Data Sharding: Twitter Posts

Scenario

Let's begin with a Twitter-like service that allows you to tweet new posts. The service has very high read and write traffic , we'll say ~10k read TPS, or transactions-per-second for starters. We use a relational database for writes since they are stable, atomic, and resilient. Write performance on a single master database server will not be sufficient at this scale, so we need to incorporate a multi-master setup. This means writes will have to be distributed to multiple database servers and we will have to shard the data and try to achieve equal distribution among all the servers.

Our service needs a way to:

  • Quickly find a range of tweets by creation date
  • Handle the write/read requirements at the scale mentioned

Schema

For simplicity we'll focus on a very basic schema that represents a tweet post. We'll skip going into other possible fields, such as media, relationships / foreign keys, and other types of metadata.

  • Tweet ID (longint)
  • Timestamp (longint)
  • Tweet Poster User ID (char 64)

Also for simplicity, we'll not worry too much about how these values may be generated (in the case of Tweet ID) or populated.

Tweet ID can be a simple longint value that is incremented (MySQL auto-increment fashion) so that we can keep the number of bytes down to 8. This means we wouldn't want something like a UUID, since UUIDs are 128 bits, which in hexdigest will take up \(\frac{128 bits}{4 bits} = 32\) characters, since each hexadecimal character only takes up 4 bits.

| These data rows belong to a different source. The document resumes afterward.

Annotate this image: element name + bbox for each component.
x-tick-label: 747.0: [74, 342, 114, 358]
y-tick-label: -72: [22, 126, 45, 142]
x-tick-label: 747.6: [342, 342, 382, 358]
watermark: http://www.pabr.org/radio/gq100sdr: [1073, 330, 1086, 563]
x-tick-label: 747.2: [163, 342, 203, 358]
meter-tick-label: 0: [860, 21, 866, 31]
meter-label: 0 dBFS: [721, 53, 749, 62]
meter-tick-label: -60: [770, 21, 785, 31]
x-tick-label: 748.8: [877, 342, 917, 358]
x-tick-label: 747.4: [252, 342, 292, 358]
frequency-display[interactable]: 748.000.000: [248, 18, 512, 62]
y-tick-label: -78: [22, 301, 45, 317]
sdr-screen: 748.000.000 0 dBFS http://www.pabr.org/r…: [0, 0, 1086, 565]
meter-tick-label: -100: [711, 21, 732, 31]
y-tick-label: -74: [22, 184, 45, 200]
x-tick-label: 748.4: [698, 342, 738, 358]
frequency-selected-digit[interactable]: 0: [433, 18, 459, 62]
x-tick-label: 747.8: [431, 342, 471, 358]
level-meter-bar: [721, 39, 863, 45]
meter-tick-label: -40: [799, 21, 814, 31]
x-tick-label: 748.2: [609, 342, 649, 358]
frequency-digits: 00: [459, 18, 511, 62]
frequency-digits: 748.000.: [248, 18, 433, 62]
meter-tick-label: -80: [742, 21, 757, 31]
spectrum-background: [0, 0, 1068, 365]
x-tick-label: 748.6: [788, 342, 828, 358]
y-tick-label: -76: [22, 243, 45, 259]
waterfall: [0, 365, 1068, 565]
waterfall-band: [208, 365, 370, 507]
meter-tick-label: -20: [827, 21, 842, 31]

A 32 character long ID can take up anywhere from 32-128 bytes in a SQL row. We'll assume that the problem of uniqueness in the sequence IDs are taken care of already (via a distributed ID generator).

Timestamp can be the epoch timestamp in milliseconds, also represented by a longint. We could alternatively use a DATETIME field that is most likely out-of-the-box with many database solutions.

We'll assume User IDs are around 64 bits in size.

Scaling

We can start off by considering a basic hash of the Tweet ID and modulo that value with the total number of servers, to determine which server to store that Tweet. This has issues with adding/removing servers when scaling up or down, so we can apply consistent hashing to allow our service to horizontally scale.

Partitioning

To determine the shard ID or partition ID, we can use various approaches. Depending on what we shard on, the read/write performance can be deeply impacted.

Hash by Tweet ID

We chose a Tweet ID for the brute force approach, which will equally distribute the tweet posts among all the database servers. However, one problem with this approach is that if we need to search for a range of tweets, then we would have to query all of the servers, collate them, and sort them (assuming that we want to search by creation date) before we give them back to the client. This can be inefficient, because each database server would have to perform a lookup for all tweets that it might have in the given range, and that lookup needs to also sort by timestamp. We can use a secondary index on the timestamp to achieve faster lookups, but this also results in slower writes.

Hash by User ID

If we choose the User ID for the hash, then we would potentially have more problems. When we search for tweets, we might still find tweets from various users, meaning we would still have to potentially query all of the servers. The sorting problem will also be present from the Tweet ID approach. To top it off, the User ID approach introduces a new problem of hotspots, where a very popular user (such as Kanye West) might have an incredibly higher number of reads vs. other servers, causing an unequal distribution of traffic.

Hash by Timestamp

If we choose the Timestamp for the hash, we will still introduce unequal distribution and hotspots since the server that contains the most recent posts will have higher traffic than the older posts.

Hash by Tweet ID + Timestamp

The bottleneck of the Tweet ID hash is the inability to efficiently sort at scale. We could instead create a Tweet ID in such a way that it incorporates both a sequence AND a timestamp, so that we can achieve uniform distribution via sharding and also have efficient lookup (with sort) by the database servers. To do this, we can use the Twitter Snowflake ID pattern to reserve at least the first 41 bits for the epoch timestamp and 12 bits for the sequence ID.

This allows database servers to fetch the latest tweets fast since the timestamp is built into the ID and is inherently sortable by its value. We would not need a secondary index nor another column (i.e. Timestamp), which reduces write speeds significantly.

We can combine the epoch timestamp and sequence number, hash the result and use that to determine where to shard. Keep in mind that we may still need to query all the servers since we are searching for a set of tweets, but overall this is more faster and efficient vs. hashing by Tweet ID alone.